Not as exciting as deciphering Mars life, but it was still satisfying. And they could eat the results.
There was something very calming about being surrounded by green leaves and vines, nodding gently in the endless updraft of the air from the hab. The floor level was distinctly cooler, as she and Viktor had experienced, even though it was set on an insulated pad and Raoul had managed some inductive coil heaters. They had taken advantage of the absence of Raoul and Marc, off on a rover trip, to make love amidst the plants. It had been an exciting, though chilly, experience. It'd always been a big turn-on for her to look over the shoulder of a lover into the foliage of a tree. Viktor joked that it showed she was a real primitive.

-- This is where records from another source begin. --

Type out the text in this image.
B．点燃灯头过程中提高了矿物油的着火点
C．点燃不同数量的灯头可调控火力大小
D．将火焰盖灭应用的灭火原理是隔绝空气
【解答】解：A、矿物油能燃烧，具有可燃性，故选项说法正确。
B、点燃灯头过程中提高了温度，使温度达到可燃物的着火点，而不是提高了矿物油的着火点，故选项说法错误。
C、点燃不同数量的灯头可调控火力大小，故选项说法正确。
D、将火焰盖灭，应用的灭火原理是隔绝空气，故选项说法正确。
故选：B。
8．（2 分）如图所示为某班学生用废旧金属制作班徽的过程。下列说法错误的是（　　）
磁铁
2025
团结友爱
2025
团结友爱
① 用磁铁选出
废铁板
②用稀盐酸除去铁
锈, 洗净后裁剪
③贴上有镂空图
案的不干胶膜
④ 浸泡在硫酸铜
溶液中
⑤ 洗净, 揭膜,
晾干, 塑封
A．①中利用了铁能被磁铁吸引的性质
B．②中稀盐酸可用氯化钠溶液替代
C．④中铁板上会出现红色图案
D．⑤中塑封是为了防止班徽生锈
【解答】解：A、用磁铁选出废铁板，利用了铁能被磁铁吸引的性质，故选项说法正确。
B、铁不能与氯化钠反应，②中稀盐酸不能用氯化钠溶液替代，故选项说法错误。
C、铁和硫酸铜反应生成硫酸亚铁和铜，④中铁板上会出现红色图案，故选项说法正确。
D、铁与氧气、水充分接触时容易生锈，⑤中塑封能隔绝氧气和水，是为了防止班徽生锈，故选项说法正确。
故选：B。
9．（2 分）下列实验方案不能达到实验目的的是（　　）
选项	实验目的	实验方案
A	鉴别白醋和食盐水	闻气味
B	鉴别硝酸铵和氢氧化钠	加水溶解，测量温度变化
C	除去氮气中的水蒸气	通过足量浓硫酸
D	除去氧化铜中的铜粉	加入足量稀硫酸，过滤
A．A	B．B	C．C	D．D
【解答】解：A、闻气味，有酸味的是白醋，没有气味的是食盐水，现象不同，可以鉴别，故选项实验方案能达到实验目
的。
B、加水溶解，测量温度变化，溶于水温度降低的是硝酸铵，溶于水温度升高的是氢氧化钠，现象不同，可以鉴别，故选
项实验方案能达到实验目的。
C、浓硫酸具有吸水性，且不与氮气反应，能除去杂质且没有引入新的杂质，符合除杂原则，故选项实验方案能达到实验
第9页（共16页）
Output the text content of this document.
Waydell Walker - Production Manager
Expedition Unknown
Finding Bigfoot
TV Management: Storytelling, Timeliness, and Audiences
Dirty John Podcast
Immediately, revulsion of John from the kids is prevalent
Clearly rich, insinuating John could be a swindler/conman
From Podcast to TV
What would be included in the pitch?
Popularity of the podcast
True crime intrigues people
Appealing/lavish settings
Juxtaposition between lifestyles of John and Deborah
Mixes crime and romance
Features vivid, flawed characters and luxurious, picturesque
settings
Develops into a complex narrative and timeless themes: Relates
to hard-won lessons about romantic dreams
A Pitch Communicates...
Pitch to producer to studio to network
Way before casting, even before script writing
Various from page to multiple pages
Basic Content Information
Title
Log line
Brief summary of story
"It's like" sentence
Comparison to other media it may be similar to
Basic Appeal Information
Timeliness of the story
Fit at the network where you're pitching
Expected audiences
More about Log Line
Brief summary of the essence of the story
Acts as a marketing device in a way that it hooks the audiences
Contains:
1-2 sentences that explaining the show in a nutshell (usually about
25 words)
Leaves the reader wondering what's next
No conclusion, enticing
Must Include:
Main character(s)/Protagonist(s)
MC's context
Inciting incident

They all went to the greenhouse when they were tired of the endless sunset hues of Mars. Or when they longed to see something alive that wouldn't talk. So she wasn't too surprised when Marc slipped in the quick way they'd engineered, to retain the air.
She smiled to acknowledge him, then turned back to her plants, prepared to ignore him. Privacy was precious, and they'd adopted the Japanese habit of not intruding on one another's space.
But Marc wanted to talk. He popped his helmet and parka, and came right over.
“Got some results you might be interested in.”
“Oh, what's that?”
“Did the isotopic dating on the pingo ice core, thought you'd want to know.” He looked expectantly at her.
“Well, of course I want to know. What'd you find?”
He grinned slyly. “It's not what I expected.”
“Too old to date?”
“Nope.”
She stopped working, turned to look at him. He was drawing this out on purpose. That was Marc's style when he had something important to say. He let you know by making a little drama out of it. Like the discovery of the pingo water.
“Do I have to guess or are you going to tell me?”
“Before I do that, do you remember the scenario I described for Gusev in particular, and Mars in general?”
“Sure. Basically, you said the planet's engine had died, in fact some time ago. The fossils we found were old, belonging to a long-ago wet and warmer time. The fact that they were in two different levels separated by sediments and volcanic layers meant that there had been another warmer, wetter time. Gusev held a lake at least twice, and that's why we found the fossils inside the crater.”
“Okay, given that scenario, how old would you expect the ice to be?”
“Pretty old, maybe a billion years or so.”
“Not a bad guess.”
“Is that what you got?”
“Nope.”
She was beginning to feel exasperated. “Well, then it isn't a good guess.”
“No, no, it's a good guess. It's just that my scenario was wrong.”
“How?”
“Suppose I told you the ice was young—very young, in fact, for Mars.”
“How young, or do I have to guess again?”
“Say, ten million years old.”
“But that's—”
“Way young, right.” He rushed on. “Not only that, the ice seems to be all about the same age, within the limits of dating error. So it all came up at once.”